If Traffic is dazzling at times, it isn't uniformly so -- the story is told in three interwoven parts, each with a distinct cinematic look, pace and style. There are an astounding 129 speaking parts in the 147-minute film, adding to its documentary, fast-paced feel. The first is shot in gauzy brown, the second through blue filters, the third in crisp, bright sunshine. Soderburgh shot the film himself, pseudonymously, often using hand-held cameras. When it works, it really works.
One story centers around two Mexican state troopers (Benicio Del Toro and Jacob Vargas) drawn into the shadowy world of the Mexican cartels. The second focuses on the ponderous, naive policies of a newly-appointed American drug czar, played by Michael Douglas, whose daughter just happens to be turning into an addict, and the third centers on a wealthy San Diego housewife (Catherine Zeta-Jones) who struggles to keep her lifestyle after her husband gets arrested by the DEA and umasked as a drug lord.
Don Cheadle and Luis Guzman are terrific as DEA agents sticking their fingers in the dike. (The movie points out that once NAFTA takes full effect, Mexican trucks will be able to enter the U.S. as freely as they traverse their own country, and any pretense of halting drugs at the border will be gone).
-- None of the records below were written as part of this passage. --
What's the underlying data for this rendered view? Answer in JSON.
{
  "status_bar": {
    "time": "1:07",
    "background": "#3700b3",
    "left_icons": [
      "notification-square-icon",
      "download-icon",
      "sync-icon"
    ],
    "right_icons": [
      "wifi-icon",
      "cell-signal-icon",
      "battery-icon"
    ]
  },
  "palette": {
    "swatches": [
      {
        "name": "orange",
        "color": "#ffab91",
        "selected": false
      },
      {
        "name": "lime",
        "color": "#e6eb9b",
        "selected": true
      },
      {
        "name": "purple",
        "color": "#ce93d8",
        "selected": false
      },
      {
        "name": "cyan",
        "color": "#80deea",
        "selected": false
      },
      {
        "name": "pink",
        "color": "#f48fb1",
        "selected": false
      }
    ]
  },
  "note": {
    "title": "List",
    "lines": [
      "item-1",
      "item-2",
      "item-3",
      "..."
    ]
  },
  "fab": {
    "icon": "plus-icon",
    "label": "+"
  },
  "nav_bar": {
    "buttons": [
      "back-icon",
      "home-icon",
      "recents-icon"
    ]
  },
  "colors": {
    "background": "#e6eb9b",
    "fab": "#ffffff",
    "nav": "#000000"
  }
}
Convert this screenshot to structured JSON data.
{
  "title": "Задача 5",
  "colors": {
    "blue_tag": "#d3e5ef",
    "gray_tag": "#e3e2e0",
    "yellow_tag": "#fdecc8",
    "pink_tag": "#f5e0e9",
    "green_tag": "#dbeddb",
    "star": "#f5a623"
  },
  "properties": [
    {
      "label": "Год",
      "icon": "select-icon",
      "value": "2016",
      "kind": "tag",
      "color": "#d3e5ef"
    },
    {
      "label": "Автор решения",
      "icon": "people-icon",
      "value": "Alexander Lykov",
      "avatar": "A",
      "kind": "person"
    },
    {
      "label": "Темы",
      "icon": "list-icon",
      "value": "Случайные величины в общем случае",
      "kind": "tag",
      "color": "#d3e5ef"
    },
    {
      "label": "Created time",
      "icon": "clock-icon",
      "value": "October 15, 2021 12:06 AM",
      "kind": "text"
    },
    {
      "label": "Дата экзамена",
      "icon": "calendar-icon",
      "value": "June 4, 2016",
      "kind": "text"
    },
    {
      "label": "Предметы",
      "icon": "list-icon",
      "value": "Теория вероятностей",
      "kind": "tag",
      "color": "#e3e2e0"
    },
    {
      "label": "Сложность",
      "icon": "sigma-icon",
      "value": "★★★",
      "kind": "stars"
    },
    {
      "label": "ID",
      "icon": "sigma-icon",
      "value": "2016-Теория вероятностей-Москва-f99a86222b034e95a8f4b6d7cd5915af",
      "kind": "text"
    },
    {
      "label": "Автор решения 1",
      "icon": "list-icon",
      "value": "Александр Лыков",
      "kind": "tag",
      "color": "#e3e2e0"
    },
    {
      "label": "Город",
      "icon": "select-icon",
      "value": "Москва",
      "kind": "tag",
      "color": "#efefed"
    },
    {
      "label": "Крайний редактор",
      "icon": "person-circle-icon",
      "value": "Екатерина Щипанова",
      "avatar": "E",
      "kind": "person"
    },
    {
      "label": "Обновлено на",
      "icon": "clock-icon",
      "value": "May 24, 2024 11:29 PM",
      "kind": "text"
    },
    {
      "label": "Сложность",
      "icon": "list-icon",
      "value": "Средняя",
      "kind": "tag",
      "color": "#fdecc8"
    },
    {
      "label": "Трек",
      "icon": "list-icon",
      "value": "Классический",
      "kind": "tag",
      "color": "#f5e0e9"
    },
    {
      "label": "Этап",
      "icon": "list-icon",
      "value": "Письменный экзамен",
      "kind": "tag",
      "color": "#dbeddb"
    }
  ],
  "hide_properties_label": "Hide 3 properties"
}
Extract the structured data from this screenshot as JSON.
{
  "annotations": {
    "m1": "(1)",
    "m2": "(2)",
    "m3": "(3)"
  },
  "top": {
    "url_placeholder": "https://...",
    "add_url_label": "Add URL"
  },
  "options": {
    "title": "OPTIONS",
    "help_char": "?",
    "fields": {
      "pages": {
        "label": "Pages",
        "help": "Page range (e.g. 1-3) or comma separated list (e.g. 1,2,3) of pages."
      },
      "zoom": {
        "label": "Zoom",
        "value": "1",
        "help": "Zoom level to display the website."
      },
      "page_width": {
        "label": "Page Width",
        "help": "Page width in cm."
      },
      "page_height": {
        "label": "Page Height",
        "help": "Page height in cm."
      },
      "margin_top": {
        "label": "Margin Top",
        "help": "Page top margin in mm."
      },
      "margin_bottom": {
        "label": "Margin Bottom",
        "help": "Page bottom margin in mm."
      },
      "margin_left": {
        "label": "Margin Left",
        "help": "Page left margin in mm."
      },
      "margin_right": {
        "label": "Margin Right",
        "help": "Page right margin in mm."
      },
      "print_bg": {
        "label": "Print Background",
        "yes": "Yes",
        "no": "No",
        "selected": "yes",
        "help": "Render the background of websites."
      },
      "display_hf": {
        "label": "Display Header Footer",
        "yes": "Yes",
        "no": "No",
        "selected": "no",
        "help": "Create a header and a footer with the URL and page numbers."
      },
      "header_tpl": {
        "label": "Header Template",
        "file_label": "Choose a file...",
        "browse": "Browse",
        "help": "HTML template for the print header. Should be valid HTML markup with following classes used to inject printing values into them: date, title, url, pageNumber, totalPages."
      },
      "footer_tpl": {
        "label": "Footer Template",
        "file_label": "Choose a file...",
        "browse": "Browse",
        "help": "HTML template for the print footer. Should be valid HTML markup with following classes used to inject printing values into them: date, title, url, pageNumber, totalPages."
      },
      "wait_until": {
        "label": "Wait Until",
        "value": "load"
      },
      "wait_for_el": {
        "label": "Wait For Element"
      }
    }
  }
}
The movie can be powerful, riveting at times, and its all-encompassing style captures the futility and hypocrisy of America's political posturing about drugs and law enforcement. But it stumbles over the drug- czar plot. Douglas is convincing as a politician over his head, but when his bright, preppie daughter (Erika Christensen) gets drawn into freebasing so that he can see the light, the movie turns clunky, predictable and heavy-handed. But never for long. The end result is a brilliant movie, tossed somewhat off-kilter.
Traffic relentlessly drives its potent message home: as a nation, we are in total denial about our failed drug policies. There's no realistic way drugs can be stopped by conventional law enforcement, or by much-touted new monitoring technologies (planes, satellites, computers, money-laundering databases). There is no widespread system of treatment, nor is there a rational political climate in which truth can be approached. So the druglords get richer and the jails get more overcrowded, and we end up waging a war against ourselves. Beyond that much-needed message, Traffic is also cinematically dazzling -- murky, ragged and colorful; shrouded by intrigue and betrayal, sudden violence and futility.